Washington. WITH A TONE appropriate to discussion of an unmistakable public misfortune, the survey and polling business sorrowfully reports a rise in slammed doors, unreturned questionnaires and telephone hang-ups. Actually, the rejections signify the good sense of people weary of being exploited for commerce and politics.

But you wouldn't guess that from the industry's analysis of hard times on the inquiry circuit. "It's part of the disintegration of the core values that make up the society, the unwillingness to accept the goodwill of strangers and the general wariness people have."

That's the painful assessment attributed in the New York Times to one seasoned observer of the trend, Leo Bogart, recently bTC retired executive director of the Newspaper Advertising Bureau. Others in and around the business don't express the problem quite so lugubriously. But there's little doubt that anxiety is spreading among the folks who would appreciate the opportunity to ask you a few questions.

Apart from the nuisance factor of strangers barging in for their own benefit, many of these surveys are quite harmless, dealing, for example, with strife. Many government-sponsored surveys contribute valuably to community well-being by collecting data on health-care practices, housing needs, and so forth.

It is in politics, however, that polling has evolved into a destructive force that is in large part responsible for the increasingly sickly condition of the American political process.

Politics without polling has become as unthinkable as aviation without radar. From city council to the presidency, no office seeker makes a move without first surveying voter opinion, and, finger to the wind, adjusting positions accordingly. Ronald Reagan was a master of the technique, adjusting his public statements on abortion and welfare to make the most of the latest survey returns. Reading the polls, presidential candidate George Bush saw a winning theme, and irresponsibly vowed, "No new taxes."

Polls claim to tell the public who's ahead and who's going to win, thus injecting an impression of destiny into what is supposed to be a decision of the electorate. To make it all the more credible, the poll results are routinely described as "scientific," a claim repeatedly belied by election day surprises.
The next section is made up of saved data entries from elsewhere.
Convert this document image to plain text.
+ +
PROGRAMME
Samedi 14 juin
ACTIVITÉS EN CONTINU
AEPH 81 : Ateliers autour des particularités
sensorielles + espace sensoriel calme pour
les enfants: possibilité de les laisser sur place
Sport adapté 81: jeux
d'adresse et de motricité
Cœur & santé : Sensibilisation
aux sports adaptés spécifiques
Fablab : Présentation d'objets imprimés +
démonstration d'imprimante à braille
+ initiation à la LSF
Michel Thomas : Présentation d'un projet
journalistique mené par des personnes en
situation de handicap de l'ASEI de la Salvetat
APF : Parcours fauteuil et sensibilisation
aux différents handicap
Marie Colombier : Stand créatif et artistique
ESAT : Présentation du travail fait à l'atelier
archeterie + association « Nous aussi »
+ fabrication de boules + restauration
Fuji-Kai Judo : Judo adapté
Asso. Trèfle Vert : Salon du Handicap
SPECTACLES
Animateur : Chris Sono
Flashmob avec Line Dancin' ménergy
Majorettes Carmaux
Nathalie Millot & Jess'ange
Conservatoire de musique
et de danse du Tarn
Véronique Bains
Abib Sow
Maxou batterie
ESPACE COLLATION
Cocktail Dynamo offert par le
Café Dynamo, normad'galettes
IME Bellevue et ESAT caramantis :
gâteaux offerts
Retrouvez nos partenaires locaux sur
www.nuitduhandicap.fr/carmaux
Nonetheless, a generation of journalists has grown up treating polling results as tangible, reliable data that must compete for attention with what the candidates have to say.
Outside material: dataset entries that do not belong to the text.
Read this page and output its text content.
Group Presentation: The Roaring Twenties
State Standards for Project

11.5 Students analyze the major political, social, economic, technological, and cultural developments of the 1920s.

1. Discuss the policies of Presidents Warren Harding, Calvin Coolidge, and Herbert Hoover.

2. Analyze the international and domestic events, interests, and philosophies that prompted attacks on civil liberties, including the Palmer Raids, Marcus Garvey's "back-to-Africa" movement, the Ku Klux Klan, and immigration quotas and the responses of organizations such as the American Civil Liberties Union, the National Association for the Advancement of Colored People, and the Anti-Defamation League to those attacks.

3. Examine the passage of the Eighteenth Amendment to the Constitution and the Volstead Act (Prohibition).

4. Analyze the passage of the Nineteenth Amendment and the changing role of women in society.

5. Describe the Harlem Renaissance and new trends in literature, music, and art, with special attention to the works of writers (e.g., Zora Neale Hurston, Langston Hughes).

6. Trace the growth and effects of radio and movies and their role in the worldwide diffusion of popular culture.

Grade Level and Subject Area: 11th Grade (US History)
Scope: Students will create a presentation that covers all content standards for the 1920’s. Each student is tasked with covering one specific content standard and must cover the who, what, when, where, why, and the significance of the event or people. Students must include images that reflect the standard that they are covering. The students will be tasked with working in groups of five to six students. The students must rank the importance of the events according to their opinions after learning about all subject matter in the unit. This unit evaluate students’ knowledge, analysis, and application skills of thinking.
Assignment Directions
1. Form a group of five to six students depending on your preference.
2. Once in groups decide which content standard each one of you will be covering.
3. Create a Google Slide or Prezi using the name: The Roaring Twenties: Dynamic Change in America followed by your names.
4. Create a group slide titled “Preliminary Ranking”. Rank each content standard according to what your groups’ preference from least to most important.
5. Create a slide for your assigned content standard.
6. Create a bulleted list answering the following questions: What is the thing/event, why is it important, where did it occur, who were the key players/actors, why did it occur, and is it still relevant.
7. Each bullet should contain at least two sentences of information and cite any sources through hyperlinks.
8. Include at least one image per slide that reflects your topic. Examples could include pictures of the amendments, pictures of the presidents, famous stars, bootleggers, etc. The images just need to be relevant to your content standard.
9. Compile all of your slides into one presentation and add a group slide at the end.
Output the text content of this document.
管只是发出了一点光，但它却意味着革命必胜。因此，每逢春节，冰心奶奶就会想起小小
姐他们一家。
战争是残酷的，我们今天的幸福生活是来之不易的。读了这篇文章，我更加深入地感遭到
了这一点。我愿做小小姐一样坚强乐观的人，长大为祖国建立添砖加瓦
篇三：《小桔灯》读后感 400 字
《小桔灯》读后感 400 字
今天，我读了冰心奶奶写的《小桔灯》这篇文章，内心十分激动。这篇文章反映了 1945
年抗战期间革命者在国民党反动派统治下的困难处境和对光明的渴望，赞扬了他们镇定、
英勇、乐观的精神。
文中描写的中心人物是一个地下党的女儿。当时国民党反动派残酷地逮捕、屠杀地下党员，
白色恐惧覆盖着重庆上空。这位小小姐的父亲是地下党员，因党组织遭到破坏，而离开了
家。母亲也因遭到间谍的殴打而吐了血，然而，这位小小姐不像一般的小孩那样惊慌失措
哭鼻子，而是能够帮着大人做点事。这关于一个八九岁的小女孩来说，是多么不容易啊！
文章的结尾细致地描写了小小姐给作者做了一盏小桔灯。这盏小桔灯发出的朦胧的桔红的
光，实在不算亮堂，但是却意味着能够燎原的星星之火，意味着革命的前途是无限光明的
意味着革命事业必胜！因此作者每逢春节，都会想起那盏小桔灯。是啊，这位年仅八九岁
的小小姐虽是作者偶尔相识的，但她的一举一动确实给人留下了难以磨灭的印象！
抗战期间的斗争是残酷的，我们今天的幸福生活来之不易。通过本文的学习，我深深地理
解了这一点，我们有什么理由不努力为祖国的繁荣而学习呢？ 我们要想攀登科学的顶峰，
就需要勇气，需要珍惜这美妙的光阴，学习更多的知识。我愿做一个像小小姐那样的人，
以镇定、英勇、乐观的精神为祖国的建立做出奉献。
The folly of all this is that after virtually every election, the same press that bestowed adulation on the polls goes into an introspection on what went wrong with the polls. There's always an explanation.
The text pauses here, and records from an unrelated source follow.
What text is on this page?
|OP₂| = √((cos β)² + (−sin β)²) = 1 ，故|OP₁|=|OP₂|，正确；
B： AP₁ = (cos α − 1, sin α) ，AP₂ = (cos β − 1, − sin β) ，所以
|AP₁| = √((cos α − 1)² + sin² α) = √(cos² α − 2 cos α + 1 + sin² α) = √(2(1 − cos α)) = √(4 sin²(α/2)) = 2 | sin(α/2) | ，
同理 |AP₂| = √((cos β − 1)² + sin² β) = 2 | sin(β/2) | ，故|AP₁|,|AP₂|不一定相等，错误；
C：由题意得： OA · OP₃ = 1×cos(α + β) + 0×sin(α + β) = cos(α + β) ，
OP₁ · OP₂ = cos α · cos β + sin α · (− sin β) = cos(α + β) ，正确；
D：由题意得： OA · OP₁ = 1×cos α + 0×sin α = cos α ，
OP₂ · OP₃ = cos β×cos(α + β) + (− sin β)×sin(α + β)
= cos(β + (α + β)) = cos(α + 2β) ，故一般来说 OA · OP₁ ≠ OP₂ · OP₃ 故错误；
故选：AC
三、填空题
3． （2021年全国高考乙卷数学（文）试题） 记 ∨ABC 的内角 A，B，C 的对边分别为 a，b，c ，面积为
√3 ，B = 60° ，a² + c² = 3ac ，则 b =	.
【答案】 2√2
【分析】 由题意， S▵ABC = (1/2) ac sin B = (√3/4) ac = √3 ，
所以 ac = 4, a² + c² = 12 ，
A few days before the recent Senate primary election in Louisiana, for instance, polls reported a 22-28 percent share of the vote for a widely watched racist candidate. He received 44 percent of the vote. Explanation: his supporters were reluctant to level with the pollsters. Perhaps so. But then why are polls credited with providing a snapshot of the moment, let alone the pollsters' claims of the predictive powers of science?

Political polls modestly claim that they merely hold a mirror up to political reality. But the returns they produce -- even though of dubious validity -- heavily influence reality. It is an old tale of American politics that a lag in the polling derby reduces a candidate's fund-raising appeal, leading to a lack of the money needed to rise in the polls.

Another curse of the polls are their claims to reporting "public opinion." What they are really presenting are undigested responses to issues of the moment, which is quite different from deliberately arrived at opinion. Furthermore, an ample body of research on survey technique consistently shows that responses to issues are heavily influenced by the wording of questions and even the order in which they are asked. He who writes the questions can shape the answers.

Need sensible people fret over hard times in the opinion and survey industry? Only to the extent that non-cooperators account for merely one-third of those asked to answer questions. But the trend is rising and therefore is in the right direction. If it goes far enough, the plague of political polling will just wither away. But don't just hope. Hang up!